Pire peut-être, ces religions qui proclament la paix adorent la guerre et la mort et la justifient bien souvent, sans souci de la contradiction... et les fidèles suivent aveuglément sans mettre en doute cet enseignement! Et il ne réserve pas seulement ses remarques et critiques au seul christianisme, il y associe Judaïsme et islam qui, à se yeux, ne valent pas mieux sur le plan de l'enseignement.

 

Face à ce déferlement de démonstrations et de vérités, l'auteur milite pour une laïcité post-chrétienne... mais il avertit, elle s'appuie aussi sur l'éthique judéo-chrétienne et ne cherche à en modifier que la forme, l'aspect visible.

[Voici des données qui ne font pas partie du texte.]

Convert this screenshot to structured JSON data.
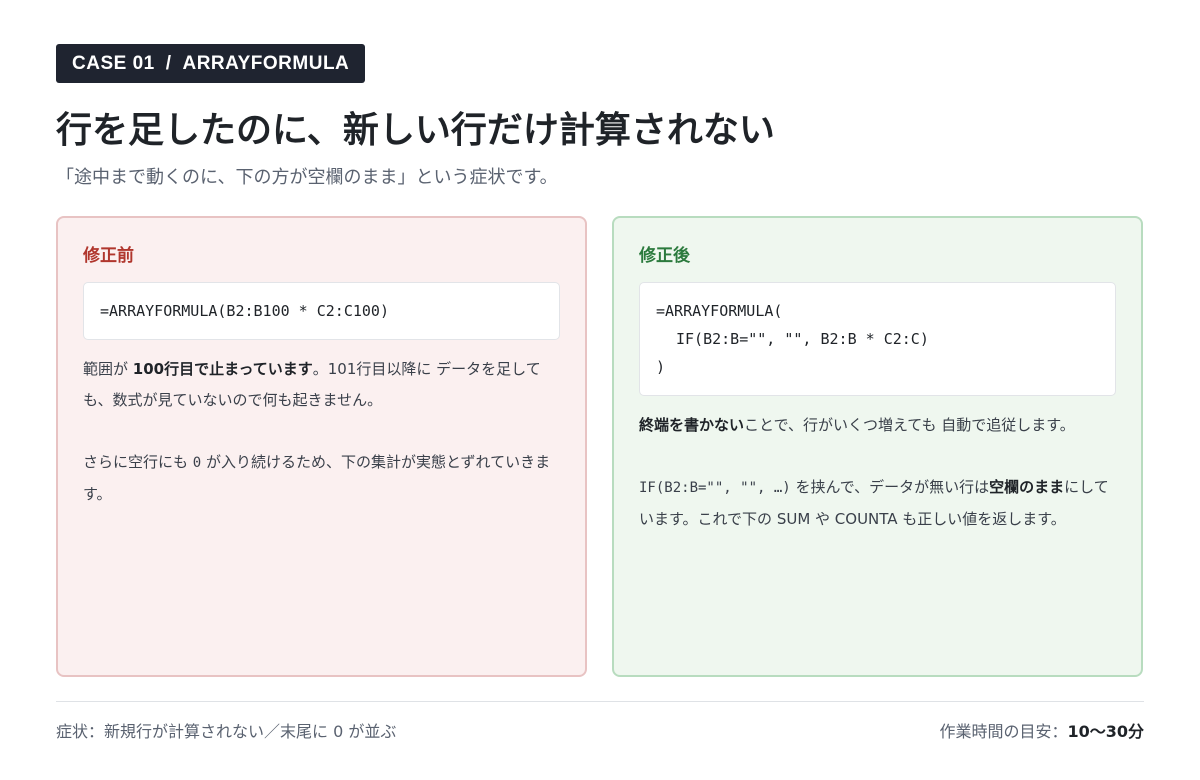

La pensée laïque conserve un fond de christianisme, il faut donc la dépasser. L'égalité prônée par la république ne serait pas suffisante et peut-être même néfaste en ce qu'elle invite au relativisme qui uniformise tout. Selon l'auteur, il faut « promouvoir une laïcité post-chrétienne, à savoir athée, militante et radicalement opposée à tout choix de société entre le judéo-christianisme occidental et l'islam qui le combat » et de conclure «  Aux rabbins, aux prêtres, aux imams, ayatollahs et autres mollahs, je persiste à préférer le philosophe ».

 

Cette invitation à ne plus croire en dieu m'intéressait d'emblée, cela me paraissait un thème de réflexion parfaitement humain. L'étude documentée des trois religions monothéistes m'a paru convaincante, encore qu'appliquée au raisonnement logique, leur discours toujours prosélyte ne résiste pas bien longtemps. Cependant la préférence donnée à la philosophie, comme remplacement efficace à des croyances aussi brillamment combattues ne me convainc pas davantage. Je dois cependant noter qu'elle a au moins l'avantage de ne pas jouer sur l'existence d'un monde après la mort et de fonder son enseignement sur cette hypothèse.

 

Ce livre ne fera de moi ni un athée convaincu ni [ sûrement pas] un chrétien militant!